# Convolutional neural net with embeddings
Adapted from code at https://github.com/fchollet/keras/blob/master/examples/imdb_cnn.py

## Importing objects and setting parameters

In [None]:
'''This example demonstrates the use of Convolution1D for text classification.
Gets to 0.89 test accuracy after 2 epochs.
90s/epoch on Intel i5 2.4Ghz CPU.
10s/epoch on Tesla K40 GPU.
'''

from keras.preprocessing import sequence
from keras.models import Sequential
from keras.layers import Dense, Dropout, Activation, Input
from keras.layers import Embedding
from keras.layers import Conv1D, GlobalMaxPooling1D
from keras.datasets import imdb

# set parameters:
max_features = 5000
maxlen = 80
batch_size = 32
embedding_dims = 50
filters = 250
kernel_size = 3
hidden_dims = 250
epochs = 2

## Loading data

In [None]:
print('Loading data...')
(x_train, y_train), (x_test, y_test) = imdb.load_data(num_words=max_features)
print(len(x_train), 'train sequences')
print(len(x_test), 'test sequences')

print('Pad sequences (samples x time)')
x_train = sequence.pad_sequences(x_train, maxlen=maxlen)
x_test = sequence.pad_sequences(x_test, maxlen=maxlen)
print('x_train shape:', x_train.shape)
print('x_test shape:', x_test.shape)

In [None]:
x_train[0]

In [None]:
print('Build model...')
model = Sequential()

# we start off with an efficient embedding layer which maps
# our vocab indices into embedding_dims dimensions
model.add(Embedding(max_features,
 embedding_dims,
 input_length=maxlen))

model.add(Dropout(0.2))

# we add a Convolution1D, which will learn filters
# word group filters of size filter_length:
model.add(Conv1D(filters,
 kernel_size,
 padding='valid',
 activation='relu',
 strides=1))
# we use max pooling:
model.add(GlobalMaxPooling1D())

# We add a vanilla hidden layer:
model.add(Dense(hidden_dims))
model.add(Dropout(0.2))
model.add(Activation('relu'))

# We project onto a single unit output layer, and squash it with a sigmoid:
model.add(Dense(1))
model.add(Activation('sigmoid'))

model.compile(loss='binary_crossentropy',
 optimizer='adam',
 metrics=['accuracy'])
model.summary()

## Training

In [None]:
model.fit(x_train, y_train,
 batch_size=batch_size,
 epochs=epochs,
 validation_data=(x_test, y_test))

## Testing
We already used test data during training to check accuracy on held out data, so this step isn't really necessary.

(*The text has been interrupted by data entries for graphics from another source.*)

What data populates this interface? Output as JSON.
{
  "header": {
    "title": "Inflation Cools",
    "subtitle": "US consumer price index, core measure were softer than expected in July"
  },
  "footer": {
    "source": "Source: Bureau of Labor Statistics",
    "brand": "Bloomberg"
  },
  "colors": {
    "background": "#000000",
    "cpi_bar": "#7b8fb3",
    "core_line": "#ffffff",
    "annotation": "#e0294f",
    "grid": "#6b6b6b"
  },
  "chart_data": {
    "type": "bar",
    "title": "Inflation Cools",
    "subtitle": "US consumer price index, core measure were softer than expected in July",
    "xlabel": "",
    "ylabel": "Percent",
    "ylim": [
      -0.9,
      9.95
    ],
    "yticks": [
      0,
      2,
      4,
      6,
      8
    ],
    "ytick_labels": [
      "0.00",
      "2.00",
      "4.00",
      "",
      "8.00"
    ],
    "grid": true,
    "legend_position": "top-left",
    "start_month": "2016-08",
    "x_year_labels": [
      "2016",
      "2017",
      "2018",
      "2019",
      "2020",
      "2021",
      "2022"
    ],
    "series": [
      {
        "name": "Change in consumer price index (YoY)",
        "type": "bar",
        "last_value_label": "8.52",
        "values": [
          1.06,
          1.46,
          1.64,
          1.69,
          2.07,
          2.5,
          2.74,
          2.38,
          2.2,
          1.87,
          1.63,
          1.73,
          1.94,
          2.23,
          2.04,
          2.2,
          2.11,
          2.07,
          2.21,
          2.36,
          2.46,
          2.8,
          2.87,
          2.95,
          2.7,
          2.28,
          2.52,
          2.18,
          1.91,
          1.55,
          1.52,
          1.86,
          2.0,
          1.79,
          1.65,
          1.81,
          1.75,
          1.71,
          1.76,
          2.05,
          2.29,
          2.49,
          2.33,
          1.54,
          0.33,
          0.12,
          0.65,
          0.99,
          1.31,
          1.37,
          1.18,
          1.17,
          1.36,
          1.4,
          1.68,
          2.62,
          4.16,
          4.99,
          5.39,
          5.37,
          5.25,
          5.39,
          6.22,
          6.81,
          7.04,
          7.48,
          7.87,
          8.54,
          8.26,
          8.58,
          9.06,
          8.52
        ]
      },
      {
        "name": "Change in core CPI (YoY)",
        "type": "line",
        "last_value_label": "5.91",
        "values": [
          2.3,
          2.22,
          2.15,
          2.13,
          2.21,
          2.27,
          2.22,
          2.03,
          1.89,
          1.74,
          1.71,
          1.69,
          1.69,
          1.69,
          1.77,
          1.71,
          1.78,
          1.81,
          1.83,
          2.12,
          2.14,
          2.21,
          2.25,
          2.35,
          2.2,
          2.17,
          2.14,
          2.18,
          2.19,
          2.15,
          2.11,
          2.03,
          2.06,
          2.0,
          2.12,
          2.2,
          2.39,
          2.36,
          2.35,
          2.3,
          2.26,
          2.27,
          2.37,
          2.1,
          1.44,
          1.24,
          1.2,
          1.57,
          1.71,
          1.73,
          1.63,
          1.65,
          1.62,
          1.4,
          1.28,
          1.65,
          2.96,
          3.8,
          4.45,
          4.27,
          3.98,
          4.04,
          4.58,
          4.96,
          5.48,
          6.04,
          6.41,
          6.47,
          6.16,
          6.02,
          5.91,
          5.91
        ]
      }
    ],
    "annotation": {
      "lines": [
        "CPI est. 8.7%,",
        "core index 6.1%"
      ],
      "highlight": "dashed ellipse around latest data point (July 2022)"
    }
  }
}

However, let's see how to do it after the training.

In [None]:
predictions = model.predict(x_test)

In [None]:
predictions

In [None]:
predictions.round()

In [None]:
y_test

In [None]:
import numpy as np
errors = y_test-predictions.round().flatten()
errors

In [None]:
len(errors[errors==0])

In [None]:
len(errors[errors==0])/len(errors)

## Exploring the embeddings

In [None]:
model.layers

In [None]:
embeddings = model.get_weights()[0]
embeddings.shape

In [None]:
embeddings[0]

In [None]:
embeddings[0].dot(embeddings[1])

In [None]:
from sklearn.metrics.pairwise import cosine_similarity
similarities = cosine_similarity(embeddings)

In [None]:
%matplotlib notebook
import matplotlib.pyplot as plt
plt.imshow(similarities, interpolation='nearest')
plt.show()

In [None]:
word_index = imdb.get_word_index()
word_index

In [None]:
index_words = { value:key for key,value in word_index.items()}
index_words

In [None]:
idx = word_index['good']
sim = list(enumerate(similarities[idx]))
idx,sim

In [None]:
most_sim = sorted(sim,key=lambda x: x[1],reverse=True)
for sim_idx,value in most_sim[:20]:
 print(index_words[sim_idx],value)